Contact: Osler McCarthy, staff attorney for public information
512.463.1441 or click for email

Thursday, December 9, 2010

Texas Bar Foundation-financed project includes rules approved by Court since 1984

Once buried in files available only at the Texas Supreme Court, local rules approved for Texas courts are now available by computer, the result of a year-and-a-half-long project financed by the Texas Bar Foundation.

Supreme Court administrative orders from 1990 through 2001 also have been archived and posted on the Court’s web site.

“The creation of a one-stop, completely free repository of Court-approved local rules and administrative orders not only saves everyone a great deal of time,” Court archivist Tiffany Shropshire said, “but it also enhances public access to records while simultaneously preserving them.”

Update 08/17/2017: The Texas Judicial Branch Rules & Standards page is now the starting point for all local rules searches.

Click here for administrative orders.

Before this initiative, local rules governing lower courts might be available on that court’s own web site, but no central, free repository existed for all local rules in the state. Texas Rule of Civil Procedure 3a requires all courts to submit local rules to the Texas Supreme Court for approval, but verifying whether the given rules were approved would require time to inspect Supreme Court records.

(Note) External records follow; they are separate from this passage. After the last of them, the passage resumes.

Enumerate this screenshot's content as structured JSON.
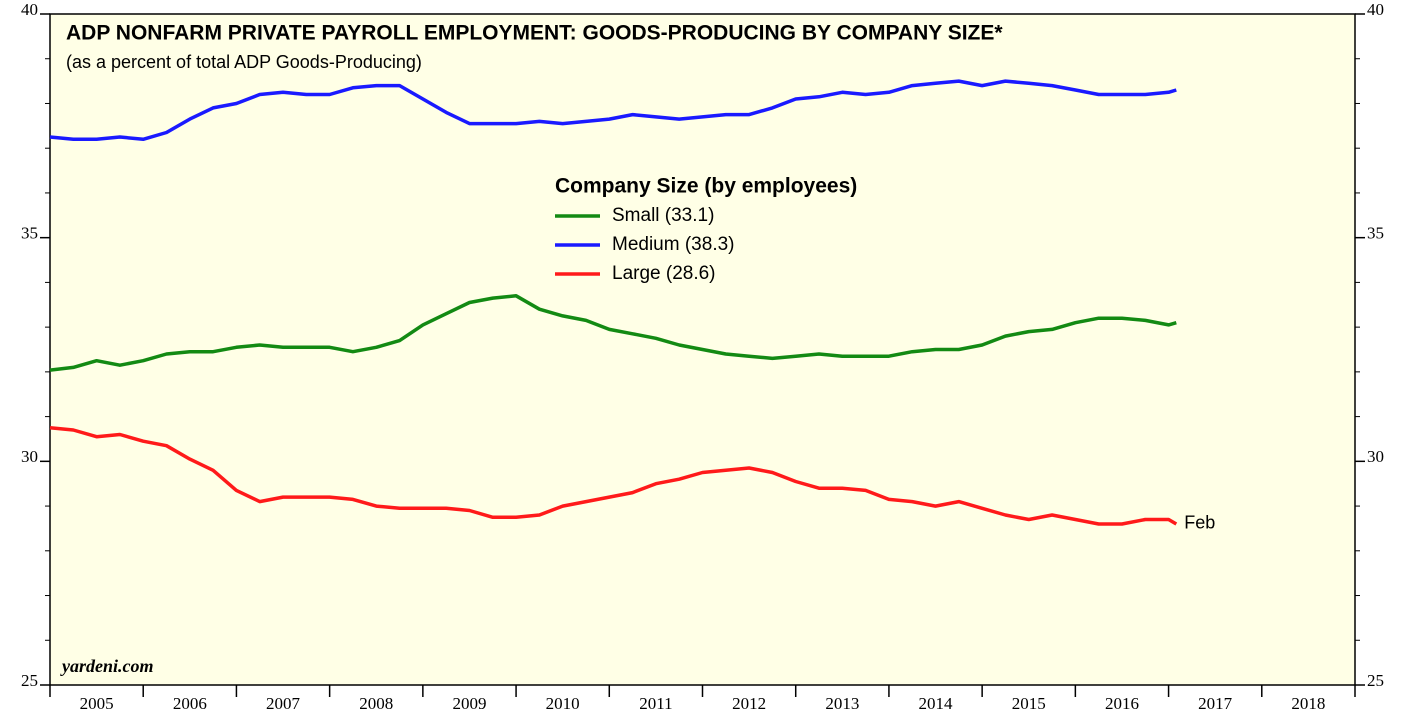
{
  "chart_data": {
    "type": "line",
    "title": "ADP NONFARM PRIVATE PAYROLL EMPLOYMENT: GOODS-PRODUCING BY COMPANY SIZE*",
    "subtitle": "(as a percent of total ADP Goods-Producing)",
    "legend_title": "Company Size (by employees)",
    "annotation": "Feb",
    "watermark": "yardeni.com",
    "x": [
      2005.0,
      2005.25,
      2005.5,
      2005.75,
      2006.0,
      2006.25,
      2006.5,
      2006.75,
      2007.0,
      2007.25,
      2007.5,
      2007.75,
      2008.0,
      2008.25,
      2008.5,
      2008.75,
      2009.0,
      2009.25,
      2009.5,
      2009.75,
      2010.0,
      2010.25,
      2010.5,
      2010.75,
      2011.0,
      2011.25,
      2011.5,
      2011.75,
      2012.0,
      2012.25,
      2012.5,
      2012.75,
      2013.0,
      2013.25,
      2013.5,
      2013.75,
      2014.0,
      2014.25,
      2014.5,
      2014.75,
      2015.0,
      2015.25,
      2015.5,
      2015.75,
      2016.0,
      2016.25,
      2016.5,
      2016.75,
      2017.0,
      2017.083
    ],
    "series": [
      {
        "name": "Small (33.1)",
        "color": "#138a13",
        "values": [
          32.04,
          32.1,
          32.25,
          32.15,
          32.25,
          32.4,
          32.45,
          32.45,
          32.55,
          32.6,
          32.55,
          32.55,
          32.55,
          32.45,
          32.55,
          32.7,
          33.05,
          33.3,
          33.55,
          33.65,
          33.7,
          33.4,
          33.25,
          33.15,
          32.95,
          32.85,
          32.75,
          32.6,
          32.5,
          32.4,
          32.35,
          32.3,
          32.35,
          32.4,
          32.35,
          32.35,
          32.35,
          32.45,
          32.5,
          32.5,
          32.6,
          32.8,
          32.9,
          32.95,
          33.1,
          33.2,
          33.2,
          33.15,
          33.05,
          33.1
        ]
      },
      {
        "name": "Medium (38.3)",
        "color": "#1a1aff",
        "values": [
          37.25,
          37.2,
          37.2,
          37.25,
          37.2,
          37.35,
          37.65,
          37.9,
          38.0,
          38.2,
          38.25,
          38.2,
          38.2,
          38.35,
          38.4,
          38.4,
          38.1,
          37.8,
          37.55,
          37.55,
          37.55,
          37.6,
          37.55,
          37.6,
          37.65,
          37.75,
          37.7,
          37.65,
          37.7,
          37.75,
          37.75,
          37.9,
          38.1,
          38.15,
          38.25,
          38.2,
          38.25,
          38.4,
          38.45,
          38.5,
          38.4,
          38.5,
          38.45,
          38.4,
          38.3,
          38.2,
          38.2,
          38.2,
          38.25,
          38.3
        ]
      },
      {
        "name": "Large (28.6)",
        "color": "#ff1a1a",
        "values": [
          30.75,
          30.7,
          30.55,
          30.6,
          30.45,
          30.35,
          30.05,
          29.8,
          29.35,
          29.1,
          29.2,
          29.2,
          29.2,
          29.15,
          29.0,
          28.95,
          28.95,
          28.95,
          28.9,
          28.75,
          28.75,
          28.8,
          29.0,
          29.1,
          29.2,
          29.3,
          29.5,
          29.6,
          29.75,
          29.8,
          29.85,
          29.75,
          29.55,
          29.4,
          29.4,
          29.35,
          29.15,
          29.1,
          29.0,
          29.1,
          28.95,
          28.8,
          28.7,
          28.8,
          28.7,
          28.6,
          28.6,
          28.7,
          28.7,
          28.6
        ]
      }
    ],
    "xlim": [
      2005,
      2019
    ],
    "xboundaries": [
      2005,
      2006,
      2007,
      2008,
      2009,
      2010,
      2011,
      2012,
      2013,
      2014,
      2015,
      2016,
      2017,
      2018,
      2019
    ],
    "xticks": [
      {
        "value": 2005.5,
        "label": "2005"
      },
      {
        "value": 2006.5,
        "label": "2006"
      },
      {
        "value": 2007.5,
        "label": "2007"
      },
      {
        "value": 2008.5,
        "label": "2008"
      },
      {
        "value": 2009.5,
        "label": "2009"
      },
      {
        "value": 2010.5,
        "label": "2010"
      },
      {
        "value": 2011.5,
        "label": "2011"
      },
      {
        "value": 2012.5,
        "label": "2012"
      },
      {
        "value": 2013.5,
        "label": "2013"
      },
      {
        "value": 2014.5,
        "label": "2014"
      },
      {
        "value": 2015.5,
        "label": "2015"
      },
      {
        "value": 2016.5,
        "label": "2016"
      },
      {
        "value": 2017.5,
        "label": "2017"
      },
      {
        "value": 2018.5,
        "label": "2018"
      }
    ],
    "ylim": [
      25,
      40
    ],
    "yticks": [
      25,
      30,
      35,
      40
    ],
    "yminorticks": [
      26,
      27,
      28,
      29,
      31,
      32,
      33,
      34,
      36,
      37,
      38,
      39
    ],
    "grid": false
  }
}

The new local rules web site allows quick and accurate verification of local rules of the courts of any county, court of appeals or administrative judicial region in the state and provides a complete history of local rules for that court since Rule 3a was approved in 1984.

The bar foundation provided a $7,500 grant in June 2009 to convert to digital format local rules and more than a decade of administrative orders predating those first posted online in 2002. In the end, Shropshire said, the cost was $2,760 to scan and archive 15 boxes of documents.

In 2002 the Supreme Court began posting copies of all administrative orders – including local-rules approval orders – on its web site. Those postings did not include administrative orders approved before 2002. Before 1990 administrative orders were entered in oversized bound volumes that would be too expensive to copy and scan.

The objective of the Texas Bar Foundation grant was to post all orders dating to 1990 in the searchable PDF/A format that bolsters long-term preservation by assuring the self-contained digital document will be read according to its original characteristics without need for proprietary software.

“In this way,” Shropshire said, “this intrinsically valuable information is available in an archival digital format to citizens, historians, attorneys and judges for generations to come.”

Original paper records also have been arranged and processed for long-term preservation, she said.